Наше путешествие проходило без всяких приключений. Степан дремал с вожжами в руках. Никто нас не остановил, никто не спрашивал наших документов, и было уже совсем темно, когда мы приехали в Дворницы – так называлась деревня, где жил Степан, и где мне нужно было переночевать.
Кое-где светились тусклые окошки – мужики ужинали. От этих окошек стало еще темнее на деревенской улице. Иногда свет отражался в широких черных лужах, по которым бесстрашно ползла наша лошадь. Неожиданно откуда-то вынырнула кавалькада всадников. Лужи весело захлюпали под копытами.
– Никак казаки? – удивился Степан. – Казаки и есть.
Хмурые всадники проехали мимо нас. На их шинелях я увидел погоны.
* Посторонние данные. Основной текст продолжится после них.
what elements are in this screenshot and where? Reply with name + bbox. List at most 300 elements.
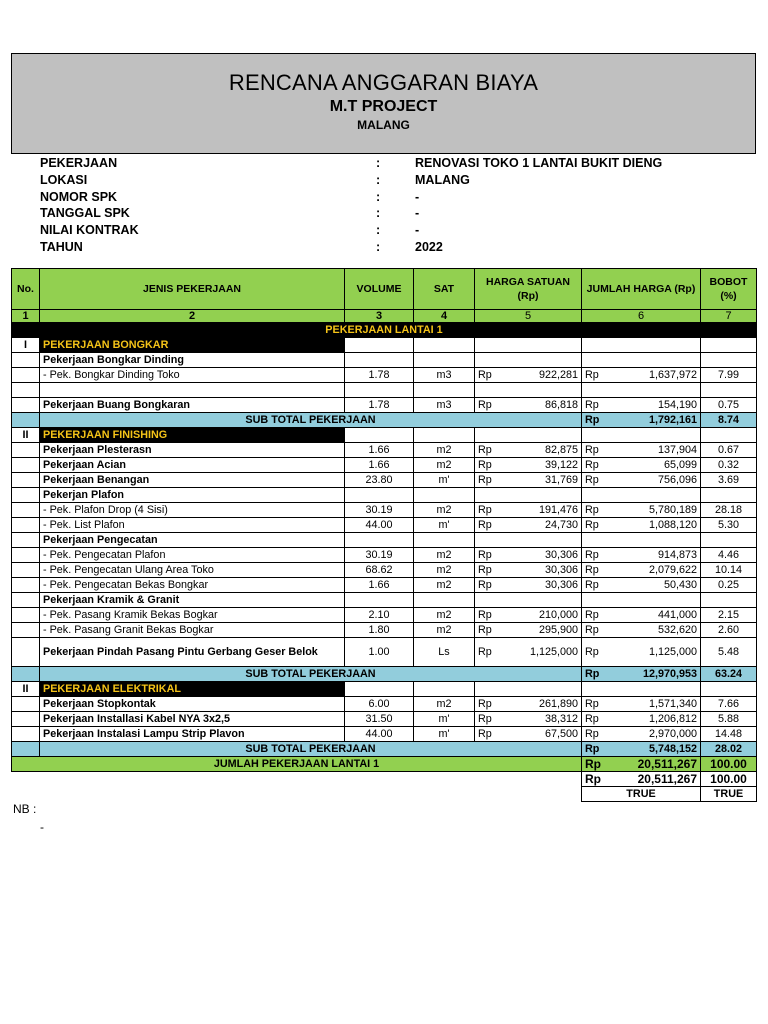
info-label: NOMOR SPK: [40, 189, 118, 204]
work-item-weight: 7.66: [701, 697, 757, 712]
total-price: 441,000: [657, 608, 697, 621]
currency-label: Rp: [585, 697, 599, 710]
subtotal-amount-cell: [582, 742, 701, 757]
work-item-volume: 1.80: [345, 623, 414, 638]
empty-cell: [582, 488, 701, 503]
total-price: 2,079,622: [648, 563, 697, 576]
total-price: 532,620: [657, 623, 697, 636]
info-value: -: [415, 206, 420, 221]
work-item-name: Pekerjaan Acian: [40, 458, 345, 473]
currency-label: Rp: [585, 458, 599, 471]
table-row: [12, 548, 757, 563]
work-item-name: - Pek. Pasang Granit Bekas Bogkar: [40, 623, 345, 638]
row-number: [12, 458, 40, 473]
work-item-unit: m3: [414, 398, 475, 413]
work-item-unit: m2: [414, 608, 475, 623]
column-number: 2: [40, 310, 345, 323]
empty-cell: [701, 682, 757, 697]
empty-cell: [475, 533, 582, 548]
subtotal-label: SUB TOTAL PEKERJAAN: [40, 667, 582, 682]
section-row: [12, 682, 757, 697]
empty-cell: [475, 338, 582, 353]
currency-label: Rp: [478, 645, 492, 658]
work-item-volume: 2.10: [345, 608, 414, 623]
column-number: 4: [414, 310, 475, 323]
work-item-weight: 4.46: [701, 548, 757, 563]
row-number: [12, 638, 40, 667]
unit-price-cell: [475, 503, 582, 518]
empty-cell: [582, 353, 701, 368]
currency-label: Rp: [585, 578, 599, 591]
work-item-weight: 0.25: [701, 578, 757, 593]
section-number: II: [12, 428, 40, 443]
unit-price: 30,306: [544, 548, 578, 561]
currency-label: Rp: [478, 368, 492, 381]
subtotal-amount-cell: [582, 413, 701, 428]
unit-price: 82,875: [544, 443, 578, 456]
header-jumlah-harga: JUMLAH HARGA (Rp): [582, 269, 701, 310]
unit-price-cell: [475, 638, 582, 667]
work-item-volume: 1.66: [345, 458, 414, 473]
total-price-cell: [582, 368, 701, 383]
total-price-cell: [582, 697, 701, 712]
currency-label: Rp: [478, 398, 492, 411]
work-item-name: - Pek. Pengecatan Bekas Bongkar: [40, 578, 345, 593]
floor-title-row: [12, 323, 757, 338]
table-row: [12, 623, 757, 638]
grand-total-weight: 100.00: [701, 757, 757, 772]
group-title: Pekerjaan Pengecatan: [40, 533, 345, 548]
empty-cell: [345, 338, 414, 353]
empty-cell: [475, 353, 582, 368]
row-number: [12, 518, 40, 533]
empty-cell: [475, 428, 582, 443]
unit-price-cell: [475, 548, 582, 563]
row-number: [12, 503, 40, 518]
work-item-name: - Pek. Plafon Drop (4 Sisi): [40, 503, 345, 518]
unit-price-cell: [475, 443, 582, 458]
info-label: PEKERJAAN: [40, 156, 118, 170]
subtotal-amount-cell: [582, 667, 701, 682]
subtotal-label: SUB TOTAL PEKERJAAN: [40, 413, 582, 428]
header-jenis-pekerjaan: JENIS PEKERJAAN: [40, 269, 345, 310]
currency-label: Rp: [478, 727, 492, 740]
header-bobot: BOBOT (%): [701, 269, 757, 310]
total-check-weight: 100.00: [701, 772, 757, 787]
work-item-volume: 6.00: [345, 697, 414, 712]
unit-price: 39,122: [544, 458, 578, 471]
header-harga-satuan: HARGA SATUAN (Rp): [475, 269, 582, 310]
currency-label: Rp: [585, 473, 599, 486]
total-price-cell: [582, 623, 701, 638]
empty-cell: [701, 353, 757, 368]
table-row: [12, 368, 757, 383]
table-row: [12, 443, 757, 458]
table-row: [12, 712, 757, 727]
work-item-volume: 30.19: [345, 503, 414, 518]
info-row: [40, 155, 740, 172]
unit-price-cell: [475, 368, 582, 383]
total-price: 914,873: [657, 548, 697, 561]
table-row: [12, 697, 757, 712]
total-price: 65,099: [663, 458, 697, 471]
work-item-unit: m': [414, 473, 475, 488]
validation-weight: TRUE: [701, 787, 757, 802]
column-number: 1: [12, 310, 40, 323]
work-item-unit: m': [414, 712, 475, 727]
table-row: [12, 608, 757, 623]
empty-cell: [345, 682, 414, 697]
work-item-volume: 1.78: [345, 398, 414, 413]
work-item-name: - Pek. List Plafon: [40, 518, 345, 533]
info-value: MALANG: [415, 172, 470, 187]
work-item-weight: 5.88: [701, 712, 757, 727]
unit-price-cell: [475, 458, 582, 473]
currency-label: Rp: [585, 645, 599, 658]
row-number: [12, 353, 40, 368]
column-number: 3: [345, 310, 414, 323]
currency-label: Rp: [478, 443, 492, 456]
row-number: [12, 697, 40, 712]
currency-label: Rp: [585, 756, 601, 771]
validation-row: [12, 787, 757, 802]
section-title: PEKERJAAN BONGKAR: [40, 338, 345, 353]
info-row: [40, 222, 740, 239]
work-item-weight: 5.30: [701, 518, 757, 533]
unit-price: 261,890: [538, 697, 578, 710]
work-item-unit: m2: [414, 548, 475, 563]
unit-price: 30,306: [544, 563, 578, 576]
total-price-cell: [582, 443, 701, 458]
total-price-cell: [582, 473, 701, 488]
unit-price: 67,500: [544, 727, 578, 740]
empty-cell: [582, 533, 701, 548]
spacer: [12, 772, 582, 787]
empty-cell: [345, 533, 414, 548]
work-item-name: - Pek. Pengecatan Ulang Area Toko: [40, 563, 345, 578]
info-label: LOKASI: [40, 172, 88, 187]
info-colon: :: [376, 156, 381, 170]
info-label: TAHUN: [40, 239, 83, 254]
work-item-volume: 23.80: [345, 473, 414, 488]
unit-price: 922,281: [538, 368, 578, 381]
currency-label: Rp: [585, 443, 599, 456]
subtotal-weight: 63.24: [701, 667, 757, 682]
row-number: [12, 398, 40, 413]
info-colon: :: [376, 239, 381, 254]
group-title: Pekerjaan Kramik & Granit: [40, 593, 345, 608]
empty-cell: [345, 488, 414, 503]
work-item-weight: 2.60: [701, 623, 757, 638]
empty-cell: [701, 338, 757, 353]
info-value: -: [415, 223, 420, 238]
table-row: [12, 398, 757, 413]
total-check-amount-cell: [582, 772, 701, 787]
unit-price-cell: [475, 398, 582, 413]
table-row: [12, 383, 757, 398]
section-number: I: [12, 338, 40, 353]
work-item-weight: 0.75: [701, 398, 757, 413]
currency-label: Rp: [478, 503, 492, 516]
work-item-volume: 44.00: [345, 518, 414, 533]
unit-price: 295,900: [538, 623, 578, 636]
currency-label: Rp: [585, 712, 599, 725]
currency-label: Rp: [585, 518, 599, 531]
work-item-name: - Pek. Pasang Kramik Bekas Bogkar: [40, 608, 345, 623]
work-item-weight: 0.32: [701, 458, 757, 473]
currency-label: Rp: [585, 548, 599, 561]
info-row: [40, 189, 740, 206]
spacer: [12, 787, 582, 802]
info-colon: :: [376, 206, 381, 221]
subtotal-amount: 12,970,953: [642, 667, 697, 680]
subtotal-row: [12, 413, 757, 428]
total-price-cell: [582, 727, 701, 742]
unit-price: 1,125,000: [529, 645, 578, 658]
info-row: [40, 205, 740, 222]
column-number: 5: [475, 310, 582, 323]
empty-cell: [414, 338, 475, 353]
info-colon: :: [376, 189, 381, 204]
work-item-volume: 31.50: [345, 712, 414, 727]
table-row: [12, 503, 757, 518]
project-city: MALANG: [357, 118, 410, 132]
table-row: [12, 473, 757, 488]
empty-cell: [701, 428, 757, 443]
currency-label: Rp: [478, 623, 492, 636]
unit-price: 38,312: [544, 712, 578, 725]
work-item-volume: 1.66: [345, 578, 414, 593]
unit-price: 86,818: [544, 398, 578, 411]
work-item-unit: m2: [414, 697, 475, 712]
work-item-weight: 10.14: [701, 563, 757, 578]
floor-title: PEKERJAAN LANTAI 1: [12, 323, 757, 338]
work-item-volume: 1.66: [345, 443, 414, 458]
work-item-unit: m2: [414, 458, 475, 473]
work-item-weight: 0.67: [701, 443, 757, 458]
work-item-weight: 7.99: [701, 368, 757, 383]
currency-label: Rp: [478, 608, 492, 621]
empty-cell: [345, 593, 414, 608]
total-check-row: [12, 772, 757, 787]
subtotal-amount: 1,792,161: [648, 413, 697, 426]
project-name: M.T PROJECT: [329, 98, 438, 115]
info-value: -: [415, 189, 420, 204]
unit-price-cell: [475, 608, 582, 623]
work-item-weight: 28.18: [701, 503, 757, 518]
row-number: [12, 473, 40, 488]
total-price: 1,088,120: [648, 518, 697, 531]
unit-price-cell: [475, 473, 582, 488]
total-price-cell: [582, 398, 701, 413]
work-item-unit: m2: [414, 503, 475, 518]
validation-amount: TRUE: [582, 787, 701, 802]
table-row: [12, 533, 757, 548]
header-sat: SAT: [414, 269, 475, 310]
empty-cell: [345, 353, 414, 368]
table-row: [12, 458, 757, 473]
empty-cell: [414, 682, 475, 697]
currency-label: Rp: [478, 458, 492, 471]
subtotal-weight: 8.74: [701, 413, 757, 428]
currency-label: Rp: [478, 563, 492, 576]
work-item-weight: 14.48: [701, 727, 757, 742]
total-price: 50,430: [663, 578, 697, 591]
info-label: NILAI KONTRAK: [40, 223, 139, 238]
unit-price: 191,476: [538, 503, 578, 516]
work-item-unit: m2: [414, 623, 475, 638]
work-item-name: - Pek. Pengecatan Plafon: [40, 548, 345, 563]
currency-label: Rp: [478, 578, 492, 591]
section-title: PEKERJAAN FINISHING: [40, 428, 345, 443]
empty-cell: [475, 593, 582, 608]
table-row: [12, 593, 757, 608]
currency-label: Rp: [478, 473, 492, 486]
column-number: 7: [701, 310, 757, 323]
grand-total-label: JUMLAH PEKERJAAN LANTAI 1: [12, 757, 582, 772]
row-number: [12, 578, 40, 593]
unit-price-cell: [475, 712, 582, 727]
work-item-unit: m2: [414, 443, 475, 458]
unit-price-cell: [475, 563, 582, 578]
document-header: [11, 53, 756, 154]
row-number: [12, 548, 40, 563]
empty-cell: [414, 353, 475, 368]
project-info: [40, 155, 740, 256]
empty-cell: [414, 428, 475, 443]
row-number: [12, 712, 40, 727]
work-item-volume: 1.00: [345, 638, 414, 667]
work-item-volume: 1.78: [345, 368, 414, 383]
unit-price-cell: [475, 578, 582, 593]
unit-price: 210,000: [538, 608, 578, 621]
subtotal-row: [12, 742, 757, 757]
work-item-name: Pekerjaan Benangan: [40, 473, 345, 488]
row-number: [12, 563, 40, 578]
empty-cell: [701, 533, 757, 548]
currency-label: Rp: [585, 413, 600, 426]
total-price-cell: [582, 503, 701, 518]
currency-label: Rp: [585, 727, 599, 740]
total-price: 1,571,340: [648, 697, 697, 710]
total-price: 5,780,189: [648, 503, 697, 516]
work-item-name: Pekerjaan Installasi Kabel NYA 3x2,5: [40, 712, 345, 727]
unit-price-cell: [475, 727, 582, 742]
unit-price: 31,769: [544, 473, 578, 486]
row-number: [12, 533, 40, 548]
currency-label: Rp: [478, 712, 492, 725]
work-item-name: Pekerjaan Instalasi Lampu Strip Plavon: [40, 727, 345, 742]
subtotal-weight: 28.02: [701, 742, 757, 757]
info-row: [40, 172, 740, 189]
work-item-name: Pekerjaan Buang Bongkaran: [40, 398, 345, 413]
row-number: [12, 608, 40, 623]
currency-label: Rp: [585, 503, 599, 516]
empty-cell: [414, 533, 475, 548]
work-item-weight: 3.69: [701, 473, 757, 488]
table-header-row: [12, 269, 757, 310]
total-price: 2,970,000: [648, 727, 697, 740]
total-check-amount: 20,511,267: [637, 771, 697, 786]
empty-cell: [475, 488, 582, 503]
table-row: [12, 638, 757, 667]
row-number: [12, 623, 40, 638]
work-item-name: Pekerjaan Plesterasn: [40, 443, 345, 458]
row-number: [12, 443, 40, 458]
table-row: [12, 578, 757, 593]
subtotal-blank: [12, 742, 40, 757]
empty-cell: [345, 428, 414, 443]
empty-cell: [582, 593, 701, 608]
total-price-cell: [582, 712, 701, 727]
notes-item: -: [40, 820, 44, 834]
work-item-unit: m': [414, 518, 475, 533]
total-price-cell: [582, 578, 701, 593]
work-item-name: - Pek. Bongkar Dinding Toko: [40, 368, 345, 383]
empty-cell: [701, 383, 757, 398]
empty-cell: [582, 338, 701, 353]
subtotal-amount: 5,748,152: [648, 742, 697, 755]
total-price-cell: [582, 563, 701, 578]
total-price-cell: [582, 458, 701, 473]
work-item-volume: 68.62: [345, 563, 414, 578]
work-item-weight: 5.48: [701, 638, 757, 667]
table-row: [12, 518, 757, 533]
work-item-unit: Ls: [414, 638, 475, 667]
empty-cell: [701, 593, 757, 608]
subtotal-label: SUB TOTAL PEKERJAAN: [40, 742, 582, 757]
info-colon: :: [376, 223, 381, 238]
section-row: [12, 428, 757, 443]
empty-cell: [582, 383, 701, 398]
empty-cell: [475, 383, 582, 398]
currency-label: Rp: [585, 368, 599, 381]
currency-label: Rp: [585, 398, 599, 411]
work-item-unit: m2: [414, 578, 475, 593]
currency-label: Rp: [585, 742, 600, 755]
total-price: 1,206,812: [648, 712, 697, 725]
unit-price-cell: [475, 623, 582, 638]
table-row: [12, 727, 757, 742]
currency-label: Rp: [585, 608, 599, 621]
info-label: TANGGAL SPK: [40, 206, 130, 221]
total-price: 154,190: [657, 398, 697, 411]
group-title: Pekerjan Plafon: [40, 488, 345, 503]
unit-price: 30,306: [544, 578, 578, 591]
total-price-cell: [582, 548, 701, 563]
total-price-cell: [582, 638, 701, 667]
work-item-volume: 30.19: [345, 548, 414, 563]
work-item-name: Pekerjaan Pindah Pasang Pintu Gerbang Geser Belok: [40, 638, 345, 667]
unit-price-cell: [475, 697, 582, 712]
table-row: [12, 353, 757, 368]
notes-label: NB :: [13, 802, 37, 816]
currency-label: Rp: [585, 667, 600, 680]
grand-total-amount: 20,511,267: [637, 756, 697, 771]
empty-cell: [414, 383, 475, 398]
currency-label: Rp: [478, 518, 492, 531]
subtotal-blank: [12, 667, 40, 682]
currency-label: Rp: [585, 563, 599, 576]
unit-price: 24,730: [544, 518, 578, 531]
row-number: [12, 727, 40, 742]
currency-label: Rp: [585, 623, 599, 636]
empty-cell: [414, 593, 475, 608]
section-row: [12, 338, 757, 353]
group-title: Pekerjaan Bongkar Dinding: [40, 353, 345, 368]
subtotal-row: [12, 667, 757, 682]
empty-cell: [345, 383, 414, 398]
Я впервые видел добровольцев.
Между тем наша лошадка уже сворачивала на свой двор. На крыльце избы, два окна которой тоже тускло светились в темноте, стояла баба. Маленький мальчик сбежал к нам навстречу.
– Дождь-то тебя не захватил в дороге? – спросила баба вместо приветствия.
– Не… – ответил Степан, – никакого дождя и не было.
– А у нас-то, – жаловалась баба, – целый день лил, лил… Значит, полосой прошел.
– А это кто же будет? – изумилась она, увидев, что Степан не один.
– А вот гостя привез, от Ивана Петровича, – сказал Степан.